At this point I generally use an all-purpose potting soil. Scooping them up from below, try your best to get all their little roots, and handle their tops as little as possible, and always by the leaves, rather than the stem. A damaged leaf can be replaced; a damaged stem often dooms a plant at this stage.

Kris' Tomatoes

Depending on how long your plants will be living inside, you may perform only one transplant, or you may need two. For my tomatoes, I’ll move them into 4-inch plastic nursery pots first, then into gallon-sized pots before they go outside. Everything else gets one transplant, then into the garden.

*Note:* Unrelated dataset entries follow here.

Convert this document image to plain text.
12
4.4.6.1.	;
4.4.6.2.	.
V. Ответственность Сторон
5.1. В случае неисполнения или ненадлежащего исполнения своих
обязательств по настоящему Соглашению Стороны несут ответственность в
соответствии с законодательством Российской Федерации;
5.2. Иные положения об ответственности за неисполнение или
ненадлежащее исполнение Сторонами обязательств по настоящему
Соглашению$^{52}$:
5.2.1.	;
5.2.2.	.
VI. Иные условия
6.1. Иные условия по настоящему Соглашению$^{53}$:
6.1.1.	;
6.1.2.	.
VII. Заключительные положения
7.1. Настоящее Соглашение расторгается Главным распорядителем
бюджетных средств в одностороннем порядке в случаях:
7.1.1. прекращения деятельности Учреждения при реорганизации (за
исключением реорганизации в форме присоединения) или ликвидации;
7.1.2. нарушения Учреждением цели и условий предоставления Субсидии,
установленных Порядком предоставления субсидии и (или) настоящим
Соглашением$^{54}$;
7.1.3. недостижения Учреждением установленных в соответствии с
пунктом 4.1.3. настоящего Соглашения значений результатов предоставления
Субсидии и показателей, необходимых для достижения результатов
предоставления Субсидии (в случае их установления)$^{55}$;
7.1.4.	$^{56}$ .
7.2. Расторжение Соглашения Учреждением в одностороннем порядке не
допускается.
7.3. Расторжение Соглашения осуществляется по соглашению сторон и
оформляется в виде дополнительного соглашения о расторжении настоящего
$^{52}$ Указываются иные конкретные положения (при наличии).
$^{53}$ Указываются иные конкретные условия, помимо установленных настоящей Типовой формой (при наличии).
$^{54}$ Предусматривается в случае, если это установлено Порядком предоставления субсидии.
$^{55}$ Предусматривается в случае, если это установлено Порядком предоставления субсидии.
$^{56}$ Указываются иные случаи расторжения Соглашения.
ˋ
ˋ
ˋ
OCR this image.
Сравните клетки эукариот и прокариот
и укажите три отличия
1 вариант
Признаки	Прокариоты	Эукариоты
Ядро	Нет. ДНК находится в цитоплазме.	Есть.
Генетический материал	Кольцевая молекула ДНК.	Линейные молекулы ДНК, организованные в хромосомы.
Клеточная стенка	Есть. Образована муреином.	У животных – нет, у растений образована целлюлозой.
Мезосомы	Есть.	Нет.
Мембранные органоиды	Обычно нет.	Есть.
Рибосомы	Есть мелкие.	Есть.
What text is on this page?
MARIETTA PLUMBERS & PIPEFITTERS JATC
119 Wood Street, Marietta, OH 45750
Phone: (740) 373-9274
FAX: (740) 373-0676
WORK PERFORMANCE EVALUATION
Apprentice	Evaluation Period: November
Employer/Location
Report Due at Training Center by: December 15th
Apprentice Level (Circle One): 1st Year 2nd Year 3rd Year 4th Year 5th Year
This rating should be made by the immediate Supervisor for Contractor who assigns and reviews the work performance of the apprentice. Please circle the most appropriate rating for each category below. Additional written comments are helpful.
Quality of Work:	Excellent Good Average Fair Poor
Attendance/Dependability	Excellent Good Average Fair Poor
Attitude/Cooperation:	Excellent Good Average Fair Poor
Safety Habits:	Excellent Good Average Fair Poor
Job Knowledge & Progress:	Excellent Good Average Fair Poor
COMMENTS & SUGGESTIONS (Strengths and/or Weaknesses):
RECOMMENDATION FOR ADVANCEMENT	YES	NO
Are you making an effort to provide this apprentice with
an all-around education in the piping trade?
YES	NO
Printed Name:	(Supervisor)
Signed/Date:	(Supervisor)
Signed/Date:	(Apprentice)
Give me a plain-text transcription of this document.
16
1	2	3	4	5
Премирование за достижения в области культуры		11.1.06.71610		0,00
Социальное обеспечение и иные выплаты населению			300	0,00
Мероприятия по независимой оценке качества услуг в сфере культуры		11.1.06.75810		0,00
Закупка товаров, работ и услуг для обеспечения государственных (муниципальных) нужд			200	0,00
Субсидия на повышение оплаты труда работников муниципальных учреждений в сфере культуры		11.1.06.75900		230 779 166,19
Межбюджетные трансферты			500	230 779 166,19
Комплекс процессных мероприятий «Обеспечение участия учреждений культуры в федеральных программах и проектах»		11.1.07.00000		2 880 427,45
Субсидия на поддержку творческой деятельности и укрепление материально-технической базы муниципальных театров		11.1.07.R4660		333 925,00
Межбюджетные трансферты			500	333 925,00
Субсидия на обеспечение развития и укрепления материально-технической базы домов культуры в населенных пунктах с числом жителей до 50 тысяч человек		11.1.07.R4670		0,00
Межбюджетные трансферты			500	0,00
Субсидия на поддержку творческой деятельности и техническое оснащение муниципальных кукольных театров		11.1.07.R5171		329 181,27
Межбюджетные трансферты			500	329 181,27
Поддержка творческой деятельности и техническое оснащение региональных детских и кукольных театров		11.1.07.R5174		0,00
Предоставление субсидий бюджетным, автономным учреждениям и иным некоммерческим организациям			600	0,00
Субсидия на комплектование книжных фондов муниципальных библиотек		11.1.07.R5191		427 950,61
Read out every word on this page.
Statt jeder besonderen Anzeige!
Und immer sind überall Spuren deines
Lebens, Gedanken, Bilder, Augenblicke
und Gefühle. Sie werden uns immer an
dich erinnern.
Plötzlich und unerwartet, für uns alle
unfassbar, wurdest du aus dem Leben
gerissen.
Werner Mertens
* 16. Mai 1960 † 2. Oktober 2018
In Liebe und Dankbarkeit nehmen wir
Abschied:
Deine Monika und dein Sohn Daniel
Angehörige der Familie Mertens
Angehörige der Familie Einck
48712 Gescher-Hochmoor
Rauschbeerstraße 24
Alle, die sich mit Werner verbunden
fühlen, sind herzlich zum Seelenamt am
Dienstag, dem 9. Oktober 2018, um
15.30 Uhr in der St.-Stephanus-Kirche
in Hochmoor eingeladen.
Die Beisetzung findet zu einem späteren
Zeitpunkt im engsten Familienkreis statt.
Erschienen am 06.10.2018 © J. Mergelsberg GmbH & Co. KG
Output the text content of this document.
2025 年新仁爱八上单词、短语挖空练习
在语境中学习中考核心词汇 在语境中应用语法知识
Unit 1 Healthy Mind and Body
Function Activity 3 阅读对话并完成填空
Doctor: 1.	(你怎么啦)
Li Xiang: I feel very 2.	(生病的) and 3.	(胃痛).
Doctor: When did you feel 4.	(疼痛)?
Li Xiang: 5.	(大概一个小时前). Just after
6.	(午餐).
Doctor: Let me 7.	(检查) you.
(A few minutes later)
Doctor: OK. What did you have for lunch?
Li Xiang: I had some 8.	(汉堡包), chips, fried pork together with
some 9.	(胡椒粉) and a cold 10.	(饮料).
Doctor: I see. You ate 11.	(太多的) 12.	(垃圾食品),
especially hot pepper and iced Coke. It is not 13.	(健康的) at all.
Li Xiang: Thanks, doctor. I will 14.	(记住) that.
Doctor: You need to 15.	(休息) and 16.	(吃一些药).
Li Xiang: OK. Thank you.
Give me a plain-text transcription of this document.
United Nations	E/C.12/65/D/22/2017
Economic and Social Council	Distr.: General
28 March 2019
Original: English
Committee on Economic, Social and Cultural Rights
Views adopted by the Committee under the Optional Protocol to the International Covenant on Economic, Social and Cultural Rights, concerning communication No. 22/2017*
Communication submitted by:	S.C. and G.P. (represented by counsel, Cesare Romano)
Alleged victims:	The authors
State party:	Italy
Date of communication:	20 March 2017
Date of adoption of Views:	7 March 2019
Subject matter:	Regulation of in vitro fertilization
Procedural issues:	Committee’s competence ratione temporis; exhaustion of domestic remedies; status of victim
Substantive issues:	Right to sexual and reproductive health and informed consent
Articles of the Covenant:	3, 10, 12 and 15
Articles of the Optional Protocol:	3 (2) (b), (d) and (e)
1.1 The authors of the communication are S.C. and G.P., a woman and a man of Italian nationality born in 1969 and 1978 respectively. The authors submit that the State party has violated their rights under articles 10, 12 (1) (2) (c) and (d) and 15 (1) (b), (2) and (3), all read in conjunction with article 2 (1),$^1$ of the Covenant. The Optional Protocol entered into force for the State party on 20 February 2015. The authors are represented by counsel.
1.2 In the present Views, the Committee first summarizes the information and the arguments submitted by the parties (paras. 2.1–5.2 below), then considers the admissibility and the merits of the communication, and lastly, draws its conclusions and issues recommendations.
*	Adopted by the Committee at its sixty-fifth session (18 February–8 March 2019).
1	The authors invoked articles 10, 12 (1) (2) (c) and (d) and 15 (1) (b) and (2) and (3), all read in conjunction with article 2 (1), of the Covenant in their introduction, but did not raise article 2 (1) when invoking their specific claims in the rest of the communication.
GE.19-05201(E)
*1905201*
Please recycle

Once your seedlings are thriving, it’s tempting to treat them a bit too carelessly. Being started inside in a safe environment, they can’t stand the shock of an immediate change in their conditions. Basically, they are weak, coddled little things. Expose them gradually to the out-of-doors by setting them outside on nice days for a few hours, being sure to bring them inside at night and making sure they don’t get sunburned or blown over. Some gardeners like to have a fan blow on their indoor starts, saying it strengthens the stems to withstand windy outdoor conditions. I can’t vouch for that, but I do think it helps prevent mildew.

Happy Planting

Wow, that seems like a lot of work when I write it all out. But it’s not really! Watching my garden plants grow from tiny seeds is a thrill every year. I love trying new things each spring and learning from my successes and failures. I hope these tips get you well on your way to learning what works best for you. Happy gardening!